Course Requirements & Rules

Exam: The final exam will take the form of a traditional 3-hour hypothetical exam, along the lines of what one normally sees in the ordinary law school exam. It will be a limited-open-book exam (which means that you may bring to the exam the casebook, any handouts, and any course outlines you have prepared yourself or prepared in cooperation with classmates, but not any commercial materials). There is no paper option. I have discovered teaching this course that research papers without the proper foundation, which can be achieved only through mastery of the doctrine for the course, tend to be superficial and counter-productive. (In appropriate cases, I will consider supervising directed research during the semester following this course.)

Class: I expect you to be prepared for class every day. If you do not have a feel for it already, you will soon appreciate the standard of preparation to which I will hold you, and you will soon understand why that standard is necessary for you to reach the level of understanding that you will need to master the course materials, prepare yourself for the final exam, and survive in this area of practice. If you are not prepared for class on a given day, you must inform me prior to class. Repeated failure to be prepared may cause me to reduce your grade in accordance with the academic rules. No laptop use is permitted during class, and you will need to turn off all your other portable electronic devices. I have discovered that students who use laptops tend to fall in the habit of taking verbatim notes rather than participating actively in class discussion or simply thinking deeply about the issues raised in class. (I have noticed that students who organize their thoughts immediately after class seem to do quite well in law school. You may explore that approach.) Any accommodation issues should be addressed to the Office of the Associate Dean for Academic Affairs. By the second week of the semester, I will post office hours, and you should feel free to stop by without an appointment to discuss the material.

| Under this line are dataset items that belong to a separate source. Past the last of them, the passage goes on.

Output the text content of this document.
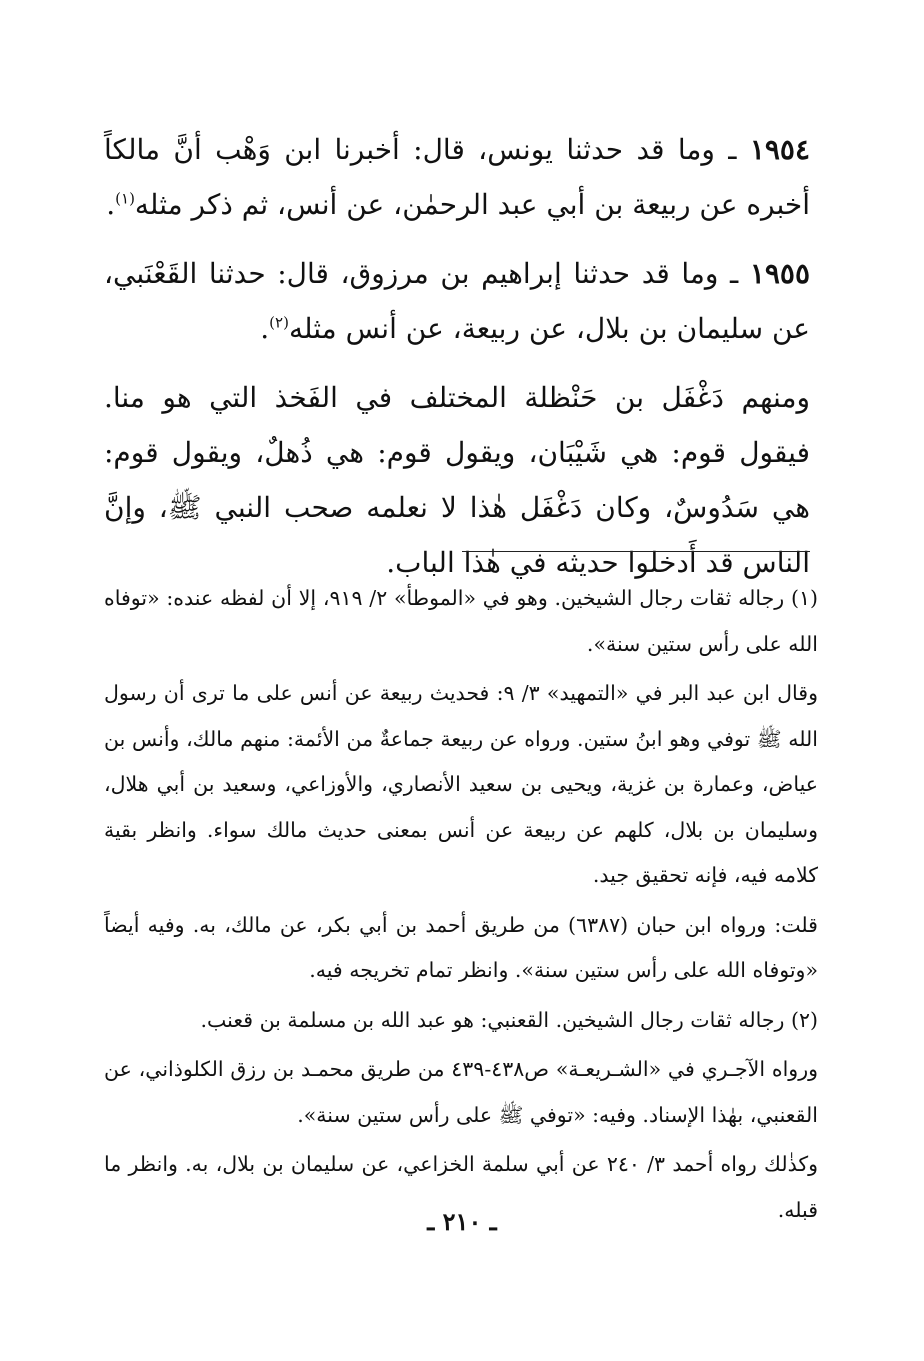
١٩٥٤ ـ وما قد حدثنا يونس، قال: أخبرنا ابن وَهْب أنَّ مالكاً أخبره عن ربيعة بن أبي عبد الرحمٰن، عن أنس، ثم ذكر مثله$^{(١)}$.

١٩٥٥ ـ وما قد حدثنا إبراهيم بن مرزوق، قال: حدثنا القَعْنَبي، عن سليمان بن بلال، عن ربيعة، عن أنس مثله$^{(٢)}$.

ومنهم دَغْفَل بن حَنْظلة المختلف في الفَخذ التي هو منا. فيقول قوم: هي شَيْبَان، ويقول قوم: هي ذُهلٌ، ويقول قوم: هي سَدُوسٌ، وكان دَغْفَل هٰذا لا نعلمه صحب النبي ﷺ، وإنَّ الناس قد أَدخلوا حديثه في هٰذا الباب.

(١) رجاله ثقات رجال الشيخين. وهو في «الموطأ» ٢/ ٩١٩، إلا أن لفظه عنده: «توفاه الله على رأس ستين سنة».

وقال ابن عبد البر في «التمهيد» ٣/ ٩: فحديث ربيعة عن أنس على ما ترى أن رسول الله ﷺ توفي وهو ابنُ ستين. ورواه عن ربيعة جماعةٌ من الأئمة: منهم مالك، وأنس بن عياض، وعمارة بن غزية، ويحيى بن سعيد الأنصاري، والأوزاعي، وسعيد بن أبي هلال، وسليمان بن بلال، كلهم عن ربيعة عن أنس بمعنى حديث مالك سواء. وانظر بقية كلامه فيه، فإنه تحقيق جيد.

قلت: ورواه ابن حبان (٦٣٨٧) من طريق أحمد بن أبي بكر، عن مالك، به. وفيه أيضاً «وتوفاه الله على رأس ستين سنة». وانظر تمام تخريجه فيه.

(٢) رجاله ثقات رجال الشيخين. القعنبي: هو عبد الله بن مسلمة بن قعنب.

ورواه الآجـري في «الشـريعـة» ص٤٣٨-٤٣٩ من طريق محمـد بن رزق الكلوذاني، عن القعنبي، بهٰذا الإسناد. وفيه: «توفي ﷺ على رأس ستين سنة».

وكذٰلك رواه أحمد ٣/ ٢٤٠ عن أبي سلمة الخزاعي، عن سليمان بن بلال، به. وانظر ما قبله.

ـ ٢١٠ ـ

Assignments: There is a TWEN page for the course to continue class discussion, for you to post questions, and for me to supply class assignments. I do not employ a rigid syllabus, because I adjust coverage to the progress that the class is making on a weekly basis. For the most part, after the first week, we will follow the sequence in the casebook, Bradley and Goldsmith, Foreign Relations Law: Cases and Materials (4th ed. 2011), with the exception that we will defer coverage of the “War on Terror” chapter until later in the semester, when you will have acquired enough background knowledge to assess critically the legal-policy debates of the last decade. We will begin the course with a review of relevant constitutional law methodology through a study of the Steel Seizure Case (pp. 165-80) and handouts I will provide on the first day of class that will facilitate an introduction to international law and international relations theory through a close study of the debate over Washington’s Neutrality Proclamation.